Heute ist der 10.05.2026 und der FC Bayern München hat alle Hände voll zu tun, um die Weichen für die Zukunft zu stellen. Die Diskussionen um die Vertragsverlängerung von Konrad Laimer sind auf einem vielversprechenden Weg. Sein derzeitiger Vertrag läuft bis 2027, und es scheint, als ob die Verantwortlichen bereit sind, sein Gehalt von aktuell etwa 9 Millionen Euro auf 12 Millionen Euro anzuheben. Das wäre ja ein ganz schöner Sprung, oder? Die Gespräche laufen gut, und es bleibt zu hoffen, dass sich alles bis zur nächsten Saison einpegelt.
Doch das ist nicht das einzige Thema auf der Agenda. Der Aufsichtsrat des FC Bayern trifft sich am 11. Mai 2026, um über die Zukunft von Sportvorstand Max Eberl zu diskutieren. Da wird’s sicherlich spannend, denn die Transferpläne sind ebenfalls ein heißes Eisen. Sportdirektor Christoph Freund hat klargestellt, dass der Kader nicht zu groß werden soll, was die Planung nicht gerade leichter macht. Ein bisschen Komplexität kann ja nicht schaden, oder?
Verstärkungen und Abgänge
In der Abwehr könnte es zur Abwanderung von Hiroki Ito kommen, dessen Vertrag bis 2028 läuft. Er gilt als verletzungsanfälliger Linksfuß und könnte den Verein im Sommer bei einem passenden Angebot verlassen. Interessant ist, dass die Bayern bereits einen Ersatz im Blick haben: Givairo Read von Feyenoord Rotterdam und Tomas Araujo von Benfica Lissabon stehen auf der Liste. Wer weiß, vielleicht schnappen sie sich ja einen von beiden.

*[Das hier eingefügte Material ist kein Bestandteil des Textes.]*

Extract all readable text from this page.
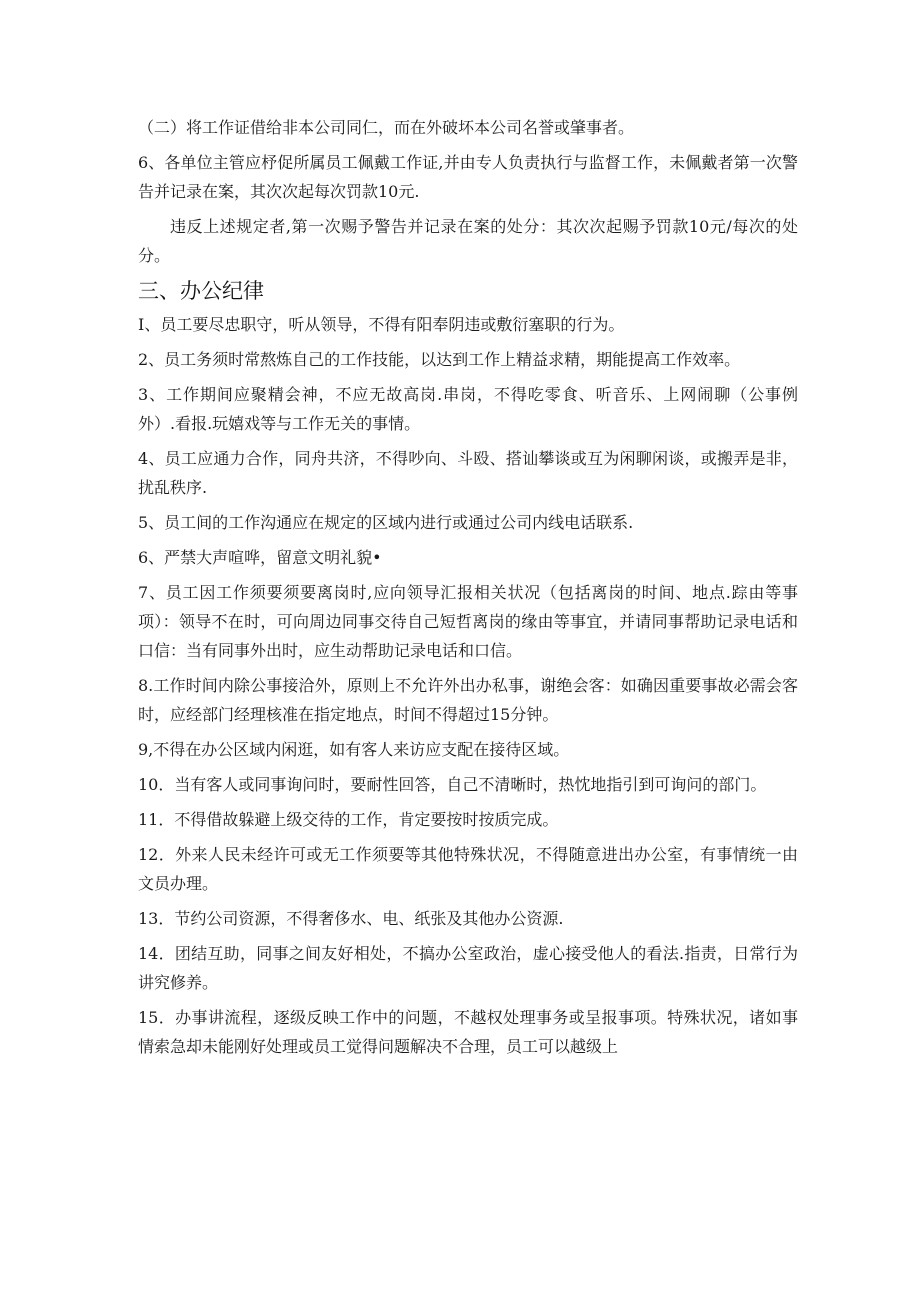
（二）将工作证借给非本公司同仁，而在外破坏本公司名誉或肇事者。

6、各单位主管应杼促所属员工佩戴工作证,并由专人负责执行与监督工作，未佩戴者第一次警告并记录在案，其次次起每次罚款10元.

违反上述规定者,第一次赐予警告并记录在案的处分：其次次起赐予罚款10元/每次的处分。

三、办公纪律

I、员工要尽忠职守，听从领导，不得有阳奉阴违或敷衍塞职的行为。

2、员工务须时常熬炼自己的工作技能，以达到工作上精益求精，期能提高工作效率。

3、工作期间应聚精会神，不应无故高岗.串岗，不得吃零食、听音乐、上网闹聊（公事例外）.看报.玩嬉戏等与工作无关的事情。

4、员工应通力合作，同舟共济，不得吵向、斗殴、搭讪攀谈或互为闲聊闲谈，或搬弄是非，扰乱秩序.

5、员工间的工作沟通应在规定的区域内进行或通过公司内线电话联系.

6、严禁大声喧哗，留意文明礼貌•

7、员工因工作须要须要离岗时,应向领导汇报相关状况（包括离岗的时间、地点.踪由等事项）：领导不在时，可向周边同事交待自己短哲离岗的缘由等事宜，并请同事帮助记录电话和口信：当有同事外出时，应生动帮助记录电话和口信。

8.工作时间内除公事接洽外，原则上不允许外出办私事，谢绝会客：如确因重要事故必需会客时，应经部门经理核准在指定地点，时间不得超过15分钟。

9,不得在办公区域内闲逛，如有客人来访应支配在接待区域。

10．当有客人或同事询问时，要耐性回答，自己不清晰时，热忱地指引到可询问的部门。

11．不得借故躲避上级交待的工作，肯定要按时按质完成。

12．外来人民未经许可或无工作须要等其他特殊状况，不得随意进出办公室，有事情统一由文员办理。

13．节约公司资源，不得奢侈水、电、纸张及其他办公资源.

14．团结互助，同事之间友好相处，不搞办公室政治，虚心接受他人的看法.指责，日常行为讲究修养。

15．办事讲流程，逐级反映工作中的问题，不越权处理事务或呈报事项。特殊状况，诸如事情索急却未能刚好处理或员工觉得问题解决不合理，员工可以越级上
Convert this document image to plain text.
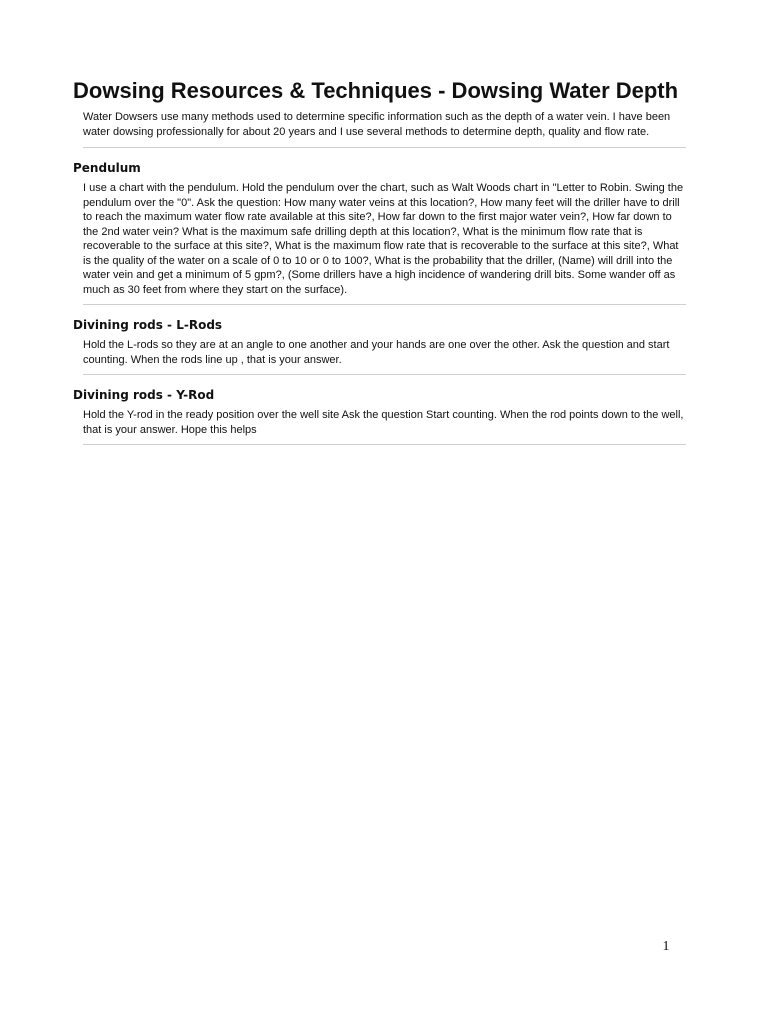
Dowsing Resources & Techniques - Dowsing Water Depth

Water Dowsers use many methods used to determine specific information such as the depth of a water vein. I have been water dowsing professionally for about 20 years and I use several methods to determine depth, quality and flow rate.

Pendulum

I use a chart with the pendulum. Hold the pendulum over the chart, such as Walt Woods chart in "Letter to Robin. Swing the pendulum over the "0". Ask the question: How many water veins at this location?, How many feet will the driller have to drill to reach the maximum water flow rate available at this site?, How far down to the first major water vein?, How far down to the 2nd water vein? What is the maximum safe drilling depth at this location?, What is the minimum flow rate that is recoverable to the surface at this site?, What is the maximum flow rate that is recoverable to the surface at this site?, What is the quality of the water on a scale of 0 to 10 or 0 to 100?, What is the probability that the driller, (Name) will drill into the water vein and get a minimum of 5 gpm?, (Some drillers have a high incidence of wandering drill bits. Some wander off as much as 30 feet from where they start on the surface).

Divining rods - L-Rods

Hold the L-rods so they are at an angle to one another and your hands are one over the other. Ask the question and start counting. When the rods line up , that is your answer.

Divining rods - Y-Rod

Hold the Y-rod in the ready position over the well site Ask the question Start counting. When the rod points down to the well, that is your answer. Hope this helps

1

Ein weiterer Name, der die Runde macht, ist Kennet Eichhorn von Hertha BSC. Der 16-Jährige galt als Wunschlösung für das Mittelfeld, aber es gibt auch Stimmen, die sagen, dass man sich diesen kostspieligen Neuzugang von etwa 25 Millionen Euro sparen könnte. Das ist ja auch ein bisschen ein Drahtseilakt, nicht wahr? Wenn Leon Goretzka ablösefrei den Verein verlässt, könnte Noel Aseko, der von Hannover zurückkehrt, einspringen. Die Planungen scheinen sich jedenfalls zu überschlagen.
Die Suche nach Alternativen
Und was ist mit der Offensive? Die Bayern suchen eine Alternative zu Luis Diaz, und das Auge ist auf Anthony Gordon von Newcastle United gefallen. Aber die geforderte Ablöse von rund 90 Millionen Euro ist für die Bayern ein echtes Hindernis. Das ist schon eine Hausnummer! Da bleibt zu hoffen, dass sich die Verantwortlichen noch etwas einfallen lassen, um die Lücke zu schließen.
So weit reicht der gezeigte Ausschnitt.